Ella bajó la vista hacia él y esbozó una sonrisa.

—Bien. Comprobad también si en alguno de estos comercios saben algo. Es probable que en la panadería hubiera gente trabajando de madrugada. Y no olvidéis las cámaras de seguridad. La joyería del otro lado de la calle podría haber grabado algo, con un poco de suerte. —Luego señaló un poco más allá con un gesto lateral de la cabeza hacia un hombre que agarraba por las correas a cinco perros a los que había dado orden de sentarse—. Y ese ¿quién es?

—Es el tío que encontró el cadáver. Llamó a emergencias a las 5.37.

Nikki lo analizó. Tendría unos veinte años, era delgado, llevaba pantalones ajustados y un ostentoso pañuelo.

—Dejadme adivinar: AMBP.

Al trabajar en una comisaría del Upper West Side de Nueva York, ella y su equipo tenían códigos de identificación para algunos de los tipos de personas que solían vivir y trabajar allí. AMBP era el acrónimo de actor-modelo-bailarín-o parecido.

—Caliente, detective. —Ochoa consultó una página de su bloc y continuó—: El señor T. Michael Dove, que estudia Arte Dramático en Juilliard, se encontró con el cadáver mientras lo estaban mordiendo. Dice que sus perros atacaron en masa y el otro perro huyó.

—Oye, ¿cómo que caliente? Es actor.

—Sí, pero en este caso AMBP es actor-modelo-bailarín-paseador de perros.

Nikki abrió la chaqueta para ocultar la mano de los mirones mientras le sacaba el dedo.

—¿Le habéis tomado declaración? —Ochoa levantó el bloc y asintió—. Entonces supongo que aquí ya no pintamos nada—dijo ella. Pero luego pensó en su coyote y miró hacia el edificio donde estaba el AMBP—. Quiero hacerle unas preguntas sobre el perro.

Nikki se arrepintió de su decisión inmediatamente. Cuando estaba a diez pasos del paseador de perros, este se puso a gritar:

—¡Dios mío, es usted! ¡Usted es Nikki Heat!

Los mirones que estaban allá en la acera se apiñaron para acercarse, probablemente más interesados en descubrir a qué venía aquel repentino alboroto que porque la conocieran, pero Nikki no se arriesgó. Bajó instintivamente la vista hacia el pavimento y se puso de lado imitando la pose que había visto adoptar a los famosos en la prensa rosa, cuando los paparazzi los emboscaban a la salida de los restaurantes.

Se acercó un poco más hacia el AMBP e intentó darle una referencia de los decibelios que quería que usara hablándole en voz baja.

—Hola. Sí, soy la agente Heat.

El AMBP no solo no bajó el tono, sino que se volvió más efusivo.

—¡Qué fuerte! —Lo que sucedió a continuación no podía haber sido peor—: ¿Puedo hacerme una foto con usted, señorita Heat? —preguntó mientras les tendía el móvil a los otros dos detectives.

—Venga, Ochoa —dijo Raley—, vamos a ver cómo les va a los forenses.

—¿Son esos los Roach? Son ellos, ¿verdad? —gritó el testigo—. ¡Igual que en el artículo! —Los agentes Raley y Ochoa se miraron sin ocultar su desdén y siguieron andando—. Bueno —dijo T. Michael Dove—, tendrá que ser así, entonces. —Sujetó la cámara del móvil todo lo lejos que le permitía el brazo mientras inclinaba la cabeza al lado de la de Heat y hacía la foto él mismo.

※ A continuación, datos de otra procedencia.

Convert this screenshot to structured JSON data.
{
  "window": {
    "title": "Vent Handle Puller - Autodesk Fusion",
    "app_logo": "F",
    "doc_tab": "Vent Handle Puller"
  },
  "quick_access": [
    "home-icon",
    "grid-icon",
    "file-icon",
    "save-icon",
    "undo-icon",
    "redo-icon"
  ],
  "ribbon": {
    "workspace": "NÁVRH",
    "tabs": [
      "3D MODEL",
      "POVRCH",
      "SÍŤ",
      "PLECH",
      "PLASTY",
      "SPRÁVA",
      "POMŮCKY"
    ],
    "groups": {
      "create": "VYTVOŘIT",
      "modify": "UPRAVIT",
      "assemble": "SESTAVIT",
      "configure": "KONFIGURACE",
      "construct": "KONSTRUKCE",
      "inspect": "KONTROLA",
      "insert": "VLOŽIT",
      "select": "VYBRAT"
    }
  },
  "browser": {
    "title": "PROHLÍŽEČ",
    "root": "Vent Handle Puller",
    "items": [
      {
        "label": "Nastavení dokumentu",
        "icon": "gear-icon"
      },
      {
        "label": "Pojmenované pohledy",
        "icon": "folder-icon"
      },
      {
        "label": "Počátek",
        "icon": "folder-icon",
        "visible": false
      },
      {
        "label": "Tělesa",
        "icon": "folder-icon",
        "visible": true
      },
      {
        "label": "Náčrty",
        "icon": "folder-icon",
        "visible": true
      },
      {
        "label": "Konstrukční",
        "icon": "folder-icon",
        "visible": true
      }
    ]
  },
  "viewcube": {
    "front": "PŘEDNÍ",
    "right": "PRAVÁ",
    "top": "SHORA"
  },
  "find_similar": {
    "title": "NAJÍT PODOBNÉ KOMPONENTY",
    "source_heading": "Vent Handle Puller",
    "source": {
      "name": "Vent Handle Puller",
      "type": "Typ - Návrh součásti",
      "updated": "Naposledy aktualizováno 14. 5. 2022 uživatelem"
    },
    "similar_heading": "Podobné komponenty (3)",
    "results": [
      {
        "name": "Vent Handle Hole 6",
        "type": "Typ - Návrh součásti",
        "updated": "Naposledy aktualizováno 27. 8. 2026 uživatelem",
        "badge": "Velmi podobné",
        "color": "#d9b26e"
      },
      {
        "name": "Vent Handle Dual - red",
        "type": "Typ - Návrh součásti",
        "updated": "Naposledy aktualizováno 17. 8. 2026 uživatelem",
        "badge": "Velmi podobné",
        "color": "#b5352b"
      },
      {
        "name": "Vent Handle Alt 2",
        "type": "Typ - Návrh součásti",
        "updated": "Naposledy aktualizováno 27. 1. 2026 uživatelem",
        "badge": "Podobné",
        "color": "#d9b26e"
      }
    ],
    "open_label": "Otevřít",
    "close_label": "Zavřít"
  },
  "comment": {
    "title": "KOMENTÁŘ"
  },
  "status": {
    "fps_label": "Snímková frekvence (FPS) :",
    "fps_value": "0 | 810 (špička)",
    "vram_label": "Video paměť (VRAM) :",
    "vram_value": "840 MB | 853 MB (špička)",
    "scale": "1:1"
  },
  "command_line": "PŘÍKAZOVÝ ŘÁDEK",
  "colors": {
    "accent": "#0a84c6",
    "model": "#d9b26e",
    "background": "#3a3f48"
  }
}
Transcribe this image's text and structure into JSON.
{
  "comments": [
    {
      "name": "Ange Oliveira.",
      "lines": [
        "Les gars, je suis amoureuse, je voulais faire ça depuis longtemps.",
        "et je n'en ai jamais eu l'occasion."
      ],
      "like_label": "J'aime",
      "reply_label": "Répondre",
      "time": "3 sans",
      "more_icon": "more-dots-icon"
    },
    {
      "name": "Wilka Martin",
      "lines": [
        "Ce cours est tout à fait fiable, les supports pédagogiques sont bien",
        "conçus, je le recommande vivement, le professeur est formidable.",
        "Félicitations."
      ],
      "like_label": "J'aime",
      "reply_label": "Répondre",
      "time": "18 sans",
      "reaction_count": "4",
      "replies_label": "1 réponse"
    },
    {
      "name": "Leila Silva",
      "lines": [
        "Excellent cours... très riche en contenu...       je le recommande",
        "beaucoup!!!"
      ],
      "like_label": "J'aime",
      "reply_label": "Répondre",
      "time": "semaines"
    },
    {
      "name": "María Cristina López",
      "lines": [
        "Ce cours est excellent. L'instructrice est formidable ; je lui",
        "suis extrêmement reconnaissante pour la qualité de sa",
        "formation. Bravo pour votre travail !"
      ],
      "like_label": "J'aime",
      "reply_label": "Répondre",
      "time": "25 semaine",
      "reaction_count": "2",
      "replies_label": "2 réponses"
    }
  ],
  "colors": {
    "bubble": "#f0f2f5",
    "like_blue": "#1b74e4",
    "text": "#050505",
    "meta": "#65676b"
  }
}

Como la mayoría de la gente de la generación «di patata», Nikki venía programada de serie para sonreír cuando le hacían una foto. Pero aquella vez no fue así. El corazón le había dado tal vuelco que estaba segura de que la foto parecería la de una ficha policial.

Su admirador miró la pantalla y dijo:

—¿A qué viene tanta modestia? Oiga, que ha sido portada de una revista de tirada nacional. El mes pasado salió Robert Downey Jr. y este Nikki Heat. Es usted famosa.

—Tal vez podamos hablar de eso más tarde, señor Dove. Estoy más interesada en lo que puede haber visto en relación con nuestro homicidio.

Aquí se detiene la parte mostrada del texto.